Gary Oldman’s Playboy interview is blowing up online. True to Internet rage form, nobody actually read the interview. They read the selected blurbs and became furious. Then people got furious at the people who got furious, because according to the Social Media Act of 2012, that’s a far more erudite position to knee-jerk. The actor’s supporters begged everybody to ignore the blurbs and read the full Playboy article but that’s a lot of work so everybody just went back to the blurbs and bitched some more. I read the entirety, if for no other reason than to live the joke, I read Playboy for the articles. Which is slightly less of a joke when you consider the alternative is Lindsay Lohan’s airbrushed vagina.

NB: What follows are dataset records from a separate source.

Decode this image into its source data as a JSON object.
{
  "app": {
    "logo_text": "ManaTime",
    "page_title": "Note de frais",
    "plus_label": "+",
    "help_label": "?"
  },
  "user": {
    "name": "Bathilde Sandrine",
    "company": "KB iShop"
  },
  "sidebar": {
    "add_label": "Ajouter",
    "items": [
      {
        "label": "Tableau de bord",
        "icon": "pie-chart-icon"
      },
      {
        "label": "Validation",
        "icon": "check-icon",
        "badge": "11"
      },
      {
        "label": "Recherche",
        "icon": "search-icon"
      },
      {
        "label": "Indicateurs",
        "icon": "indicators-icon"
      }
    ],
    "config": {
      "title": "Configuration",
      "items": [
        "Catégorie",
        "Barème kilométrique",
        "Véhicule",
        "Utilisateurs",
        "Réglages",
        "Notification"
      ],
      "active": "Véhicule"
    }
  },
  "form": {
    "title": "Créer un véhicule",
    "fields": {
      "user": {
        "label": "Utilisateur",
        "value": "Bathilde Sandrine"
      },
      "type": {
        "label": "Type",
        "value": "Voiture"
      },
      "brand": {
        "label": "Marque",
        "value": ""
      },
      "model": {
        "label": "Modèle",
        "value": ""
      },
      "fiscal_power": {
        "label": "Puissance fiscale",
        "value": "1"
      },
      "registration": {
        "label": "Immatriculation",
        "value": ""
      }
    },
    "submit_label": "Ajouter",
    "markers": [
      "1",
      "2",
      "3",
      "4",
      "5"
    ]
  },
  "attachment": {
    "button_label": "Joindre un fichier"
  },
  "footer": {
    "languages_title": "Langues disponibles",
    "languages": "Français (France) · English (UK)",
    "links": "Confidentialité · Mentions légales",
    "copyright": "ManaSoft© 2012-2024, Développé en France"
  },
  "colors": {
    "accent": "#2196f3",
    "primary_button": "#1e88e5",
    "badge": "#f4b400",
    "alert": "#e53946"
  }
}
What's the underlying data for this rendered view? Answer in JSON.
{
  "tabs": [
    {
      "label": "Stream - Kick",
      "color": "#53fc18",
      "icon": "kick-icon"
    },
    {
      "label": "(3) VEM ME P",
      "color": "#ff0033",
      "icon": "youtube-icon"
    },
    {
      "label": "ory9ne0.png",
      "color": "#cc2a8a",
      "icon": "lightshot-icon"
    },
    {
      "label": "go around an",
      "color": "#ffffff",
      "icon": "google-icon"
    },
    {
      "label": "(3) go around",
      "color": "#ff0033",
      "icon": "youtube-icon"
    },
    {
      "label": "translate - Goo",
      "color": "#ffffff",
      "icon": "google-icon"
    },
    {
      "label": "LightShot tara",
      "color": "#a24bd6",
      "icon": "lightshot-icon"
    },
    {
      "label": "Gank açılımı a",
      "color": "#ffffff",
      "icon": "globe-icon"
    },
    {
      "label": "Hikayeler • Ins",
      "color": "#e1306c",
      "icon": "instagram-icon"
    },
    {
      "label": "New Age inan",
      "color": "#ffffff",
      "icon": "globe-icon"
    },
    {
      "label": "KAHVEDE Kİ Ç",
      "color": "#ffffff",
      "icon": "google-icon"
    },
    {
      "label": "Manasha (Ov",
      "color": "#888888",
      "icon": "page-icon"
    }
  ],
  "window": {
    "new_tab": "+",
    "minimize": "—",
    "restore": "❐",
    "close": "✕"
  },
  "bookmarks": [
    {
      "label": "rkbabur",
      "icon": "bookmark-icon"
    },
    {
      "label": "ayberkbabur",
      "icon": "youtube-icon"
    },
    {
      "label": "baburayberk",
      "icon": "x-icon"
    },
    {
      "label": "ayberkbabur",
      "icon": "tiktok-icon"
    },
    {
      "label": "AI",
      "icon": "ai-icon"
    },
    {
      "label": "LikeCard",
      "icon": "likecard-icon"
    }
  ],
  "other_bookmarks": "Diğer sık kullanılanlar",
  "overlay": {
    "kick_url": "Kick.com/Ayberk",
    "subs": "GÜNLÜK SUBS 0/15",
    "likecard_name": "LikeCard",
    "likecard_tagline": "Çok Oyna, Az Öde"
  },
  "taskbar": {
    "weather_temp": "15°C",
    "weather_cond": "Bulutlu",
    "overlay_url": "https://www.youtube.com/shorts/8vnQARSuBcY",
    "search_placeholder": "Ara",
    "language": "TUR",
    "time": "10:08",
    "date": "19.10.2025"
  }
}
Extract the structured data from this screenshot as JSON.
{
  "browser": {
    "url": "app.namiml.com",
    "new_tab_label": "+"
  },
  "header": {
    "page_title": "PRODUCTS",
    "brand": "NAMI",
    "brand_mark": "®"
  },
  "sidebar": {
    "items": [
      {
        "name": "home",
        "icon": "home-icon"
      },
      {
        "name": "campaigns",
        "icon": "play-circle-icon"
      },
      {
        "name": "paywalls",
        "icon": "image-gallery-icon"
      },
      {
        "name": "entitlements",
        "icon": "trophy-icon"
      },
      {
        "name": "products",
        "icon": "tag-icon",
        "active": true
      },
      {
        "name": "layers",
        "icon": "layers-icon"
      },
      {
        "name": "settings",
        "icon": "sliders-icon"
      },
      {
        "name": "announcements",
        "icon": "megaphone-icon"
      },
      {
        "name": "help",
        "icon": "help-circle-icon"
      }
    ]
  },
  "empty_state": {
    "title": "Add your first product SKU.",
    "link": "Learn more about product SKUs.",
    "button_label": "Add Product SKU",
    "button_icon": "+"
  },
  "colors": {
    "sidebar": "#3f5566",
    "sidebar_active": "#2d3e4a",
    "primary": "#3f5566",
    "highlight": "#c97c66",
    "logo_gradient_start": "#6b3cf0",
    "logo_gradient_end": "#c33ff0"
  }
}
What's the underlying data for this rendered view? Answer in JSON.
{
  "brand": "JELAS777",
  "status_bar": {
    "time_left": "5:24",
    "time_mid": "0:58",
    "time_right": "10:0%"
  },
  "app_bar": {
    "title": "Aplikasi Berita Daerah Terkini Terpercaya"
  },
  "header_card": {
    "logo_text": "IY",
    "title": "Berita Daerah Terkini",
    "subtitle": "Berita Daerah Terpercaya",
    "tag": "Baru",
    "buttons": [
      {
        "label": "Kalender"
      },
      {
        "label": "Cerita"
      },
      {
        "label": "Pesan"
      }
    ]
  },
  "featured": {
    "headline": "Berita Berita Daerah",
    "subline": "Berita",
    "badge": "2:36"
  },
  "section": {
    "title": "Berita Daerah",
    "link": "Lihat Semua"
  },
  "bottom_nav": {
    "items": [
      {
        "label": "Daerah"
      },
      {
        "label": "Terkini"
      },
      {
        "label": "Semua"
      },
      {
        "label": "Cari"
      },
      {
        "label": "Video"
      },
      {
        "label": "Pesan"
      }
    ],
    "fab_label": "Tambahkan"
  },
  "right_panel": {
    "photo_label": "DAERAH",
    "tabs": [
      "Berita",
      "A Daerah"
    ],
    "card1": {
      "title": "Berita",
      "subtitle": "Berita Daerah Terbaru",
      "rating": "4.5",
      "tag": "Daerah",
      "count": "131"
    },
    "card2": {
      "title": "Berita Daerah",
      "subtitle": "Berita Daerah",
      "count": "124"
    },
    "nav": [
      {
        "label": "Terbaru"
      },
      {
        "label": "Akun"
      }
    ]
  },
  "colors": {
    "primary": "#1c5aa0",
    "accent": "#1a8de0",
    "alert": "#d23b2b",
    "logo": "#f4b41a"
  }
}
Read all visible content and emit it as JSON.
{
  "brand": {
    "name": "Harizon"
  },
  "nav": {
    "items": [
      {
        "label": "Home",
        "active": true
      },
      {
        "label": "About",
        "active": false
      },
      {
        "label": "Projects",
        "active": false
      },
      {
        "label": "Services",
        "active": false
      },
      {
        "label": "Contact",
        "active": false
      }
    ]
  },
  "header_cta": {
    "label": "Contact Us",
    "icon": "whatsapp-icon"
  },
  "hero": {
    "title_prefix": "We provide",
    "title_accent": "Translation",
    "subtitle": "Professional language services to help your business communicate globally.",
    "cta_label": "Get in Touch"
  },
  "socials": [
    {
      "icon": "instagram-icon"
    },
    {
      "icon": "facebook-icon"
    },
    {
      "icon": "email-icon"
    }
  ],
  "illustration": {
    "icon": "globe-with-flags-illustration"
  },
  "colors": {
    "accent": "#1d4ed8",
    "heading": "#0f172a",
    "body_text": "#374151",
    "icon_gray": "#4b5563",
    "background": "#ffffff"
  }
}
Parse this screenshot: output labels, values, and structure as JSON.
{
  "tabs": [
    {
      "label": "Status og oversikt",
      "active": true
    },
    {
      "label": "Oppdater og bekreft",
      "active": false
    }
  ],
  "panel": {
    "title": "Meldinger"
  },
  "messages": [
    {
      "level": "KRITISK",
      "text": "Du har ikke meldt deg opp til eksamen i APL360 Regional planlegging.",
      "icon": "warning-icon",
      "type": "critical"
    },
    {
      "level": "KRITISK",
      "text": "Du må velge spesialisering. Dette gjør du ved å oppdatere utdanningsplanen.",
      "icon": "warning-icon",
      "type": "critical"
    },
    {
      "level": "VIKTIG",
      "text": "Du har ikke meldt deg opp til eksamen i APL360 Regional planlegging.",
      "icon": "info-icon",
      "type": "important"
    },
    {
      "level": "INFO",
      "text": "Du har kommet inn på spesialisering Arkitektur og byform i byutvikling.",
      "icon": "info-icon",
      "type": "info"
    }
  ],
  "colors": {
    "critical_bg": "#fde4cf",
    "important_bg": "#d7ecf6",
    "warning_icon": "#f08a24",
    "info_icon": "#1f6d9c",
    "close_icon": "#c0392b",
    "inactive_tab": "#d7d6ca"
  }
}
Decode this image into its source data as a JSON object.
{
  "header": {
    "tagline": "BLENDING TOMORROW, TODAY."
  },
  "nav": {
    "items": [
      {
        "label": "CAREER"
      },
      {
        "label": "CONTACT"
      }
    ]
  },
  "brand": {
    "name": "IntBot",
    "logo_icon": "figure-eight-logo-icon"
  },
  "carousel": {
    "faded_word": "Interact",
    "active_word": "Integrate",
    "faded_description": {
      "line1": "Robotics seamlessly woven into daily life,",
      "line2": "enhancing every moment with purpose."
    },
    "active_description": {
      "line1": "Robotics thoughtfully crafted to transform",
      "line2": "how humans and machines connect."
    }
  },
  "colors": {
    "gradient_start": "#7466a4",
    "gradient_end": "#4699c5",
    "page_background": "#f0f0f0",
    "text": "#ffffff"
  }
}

The bulk of the Playboy interview involves Oldman offering up some amusing anecdotes about the Planet of the Apes movie he’s hawking. Then he bitches about how parents, music, movies, and society aren’t nearly as good as they used to be. He even takes on twerking. It’s deep. The interview is really just a pro-forma run through the IMDB credits until Gary offhandedly mentions Mel Gibson in relation to film production. The Playboy interviewer brings up the 2006 Gibson DUI incident probably hoping to get something quote worthy. His success:
I don’t know about Mel. He got drunk and said a few things, but we’ve all said those things. We’re all fucking hypocrites. That’s what I think about it. The policeman who arrested him has never used the word nigger or that fucking Jew? I’m being brutally honest here. It’s the hypocrisy of it that drives me crazy. Or maybe I should strike that and say “the N word” and “the F word,” though there are two F words now. Alec calling someone an F-A-G in the street while he’s pissed off coming out of his building because they won’t leave him alone. I don’t blame him. So they persecute. Mel Gibson is in a town that’s run by Jews and he said the wrong thing because he’s actually bitten the hand that I guess has fed him—and doesn’t need to feed him anymore because he’s got enough dough. He’s like an outcast, a leper, you know? But some Jewish guy in his office somewhere hasn’t turned and said, “That fucking kraut” or “Fuck those Germans,” whatever it is? We all hide and try to be so politically correct. That’s what gets me. It’s just the sheer hypocrisy of everyone, that we all stand on this thing going, “Isn’t that shocking?”